Hasilnya, beberapa jam kemudian, seorang pria berinisial S (44), warga Dusun Cukir, Desa Cukir, Kecamatan Diwek, Kabupaten Jombang, diciduk di rumahnya pada Kamis malam (5/3/2026).
Sehari-hari, S diketahui bekerja sebagai kuli bangunan. Namun malam itu, ia harus berurusan dengan polisi setelah diduga menjadi pemasok pil koplo yang dibawa pengendara motor tersebut.
Kasat Narkoba Polres Jombang, Iptu Bowo Trikuncoro menjelaskan, penangkapan ini berawal dari interogasi terhadap pengendara motor berinisial H yang lebih dulu diamankan anggota Satlantas. Dari situlah polisi memperoleh petunjuk mengenai orang yang diduga memasok pil koplo tersebut.
“Berbekal keterangan dari saksi H, anggota langsung bergerak melakukan penggerebekan di kediaman tersangka S sekitar pukul 20.30 WIB,” ujar Iptu Bowo, Jumat (6/3).
Penggeledahan di rumah S pun membuahkan hasil. Polisi menemukan sebuah tas abu-abu yang digunakan untuk menyimpan ratusan butir pil dobel L. Supaya tidak terlalu mencolok, pil-pil itu disembunyikan di dalam dua bekas bungkus rokok.

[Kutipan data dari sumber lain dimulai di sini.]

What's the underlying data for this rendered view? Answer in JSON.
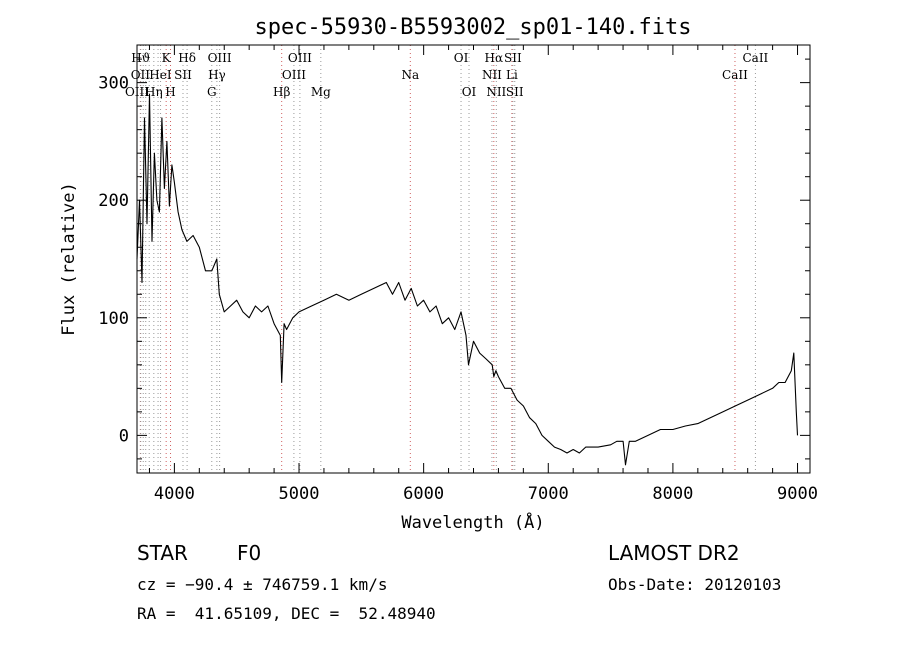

Dari tangan tersangka, polisi menyita 206 butir pil dobel L yang sudah dikemas dalam plastik klip dan dibungkus kertas aluminium atau yang biasa disebut grenjeng, siap edar.
Selain itu, turut diamankan tujuh lembar kertas grenjeng kosong, uang tunai Rp5.000, serta satu lembar bukti transfer bank.
Kini S bersama barang bukti sudah diamankan di Mapolres Jombang. Polisi masih mendalami kemungkinan adanya jaringan lain di atas tersangka.
“Atas perbuatannya, tersangka terancam dijerat Pasal 435 UU RI Nomor 17 Tahun 2023 tentang Kesehatan. Kami juga masih melakukan pengembangan untuk mencari pemasok utamanya,” kata Iptu Bowo.